I can’t count the number of times my mom and I have gotten double takes everywhere we go, from the supermarket to every school I’ve attended.
In an increasingly diverse America where biracial couples are becoming less taboo and more visible, why the sight of a Hispanic mother and her biracial, black daughter garners so many curious looks still baffles me.
I recently read a New York Times article that highlighted cringe-inducing racial terms that their readers dislike. One reader wrote about her dislike for the word “mixed,” which stemmed from an incident where her daughter was asked if she was “mixed” by her fourth-grade classmates.
It reminded me of my own experiences growing up biracial.
I too have been asked that question many times. When I lived in the Caribbean for a few years, there were instances where I was stared at incessantly by passers-by and classmates when accompanied by my mom. One time at school, someone loudly hurled the word “shabine,” a term for a light-skinned woman of biracial heritage, at me from afar.
Since then, I’ve accepted that I will always be different and I’ve become proud of my biracial heritage.
But there is another lingering downside to it. Over the years, the questions about whether I was adopted, both well-meaning and not so well-meaning, have trumped all the double takes I’ve gotten.
The adoption question has been asked of my mom on numerous occasions, at the daycare, at the park and even at the airport…by an immigration agent. In most cases, if my dad was with us at the time, it wouldn’t have been asked.

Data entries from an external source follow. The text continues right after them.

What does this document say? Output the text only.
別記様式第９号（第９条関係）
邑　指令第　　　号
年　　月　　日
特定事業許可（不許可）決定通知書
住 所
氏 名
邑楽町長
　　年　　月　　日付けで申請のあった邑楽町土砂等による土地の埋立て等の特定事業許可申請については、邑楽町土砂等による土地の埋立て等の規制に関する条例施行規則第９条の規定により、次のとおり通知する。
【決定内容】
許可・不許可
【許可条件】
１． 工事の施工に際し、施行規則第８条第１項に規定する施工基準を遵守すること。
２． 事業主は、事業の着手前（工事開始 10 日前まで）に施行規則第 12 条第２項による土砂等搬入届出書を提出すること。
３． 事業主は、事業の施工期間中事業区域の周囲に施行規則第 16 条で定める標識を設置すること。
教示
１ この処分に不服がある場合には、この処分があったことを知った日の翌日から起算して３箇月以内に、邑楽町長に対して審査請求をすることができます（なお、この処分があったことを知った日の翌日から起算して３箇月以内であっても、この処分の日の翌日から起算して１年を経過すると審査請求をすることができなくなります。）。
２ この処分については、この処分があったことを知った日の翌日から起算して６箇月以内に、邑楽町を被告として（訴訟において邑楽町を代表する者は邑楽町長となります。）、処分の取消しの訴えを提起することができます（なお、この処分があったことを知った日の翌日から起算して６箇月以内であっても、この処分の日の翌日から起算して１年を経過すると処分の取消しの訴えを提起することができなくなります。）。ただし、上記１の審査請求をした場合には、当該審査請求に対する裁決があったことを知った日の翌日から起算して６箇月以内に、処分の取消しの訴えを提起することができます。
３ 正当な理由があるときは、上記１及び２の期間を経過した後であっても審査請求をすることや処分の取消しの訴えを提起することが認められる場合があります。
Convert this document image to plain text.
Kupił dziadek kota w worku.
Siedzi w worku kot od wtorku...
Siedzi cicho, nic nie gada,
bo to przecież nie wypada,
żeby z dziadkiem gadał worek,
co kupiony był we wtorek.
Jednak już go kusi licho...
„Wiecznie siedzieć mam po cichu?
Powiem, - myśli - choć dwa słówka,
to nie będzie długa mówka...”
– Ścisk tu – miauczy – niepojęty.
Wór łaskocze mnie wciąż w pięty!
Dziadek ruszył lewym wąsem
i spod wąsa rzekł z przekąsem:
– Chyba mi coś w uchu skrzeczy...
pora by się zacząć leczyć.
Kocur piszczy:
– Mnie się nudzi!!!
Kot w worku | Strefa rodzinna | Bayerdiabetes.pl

It amuses me that small-minded people might believe my mom is “the nanny,” just because her color and features don’t match mine. An employee at a daycare I went to once flat out asked my mom if I was adopted.
Fast forward to when I was 12, we visited my mom’s native country, Nicaragua. On our way back home, we had a stopover in Miami and were sent through immigration because of our international flight.
The agent first took our passports and examined them. He looked up at us and skeptically asked my mom if I was her daughter. She said yes, but unsatisfied with that answer, he took an even harder look at us. One more look at our passports and he let us go. To us, the question felt irrelevant.
Now, when I get questioned, I think to myself “If you met my dad, you probably wouldn’t be asking me that.”
According to the last U.S. census in 2010, the percentage of the population that identifies as biracial or multiracial increased by 32 percent, from 6.8 million in 2000 to 9 million in 2010. It’s worth noting that the 2000 census was the first census that people could identify as two or more races rather than one.
By comparison, the number of the population that identifies as one race only increased by 9.2 percent, from 275 million in 2000 to 300 million in 2010.
It’s been seven years since the last census and I’m sure that 32 percent has soared since then. Yes, we mixed millennials are on the rise.
So please don’t automatically assume that biracial and multiracial kids might be adopted because one parent doesn’t “look like them.” Even more importantly, we don’t appreciate when you subtly (or blatantly) ask such a dated question.
Come on, it’s 2017. We find that a little insulting.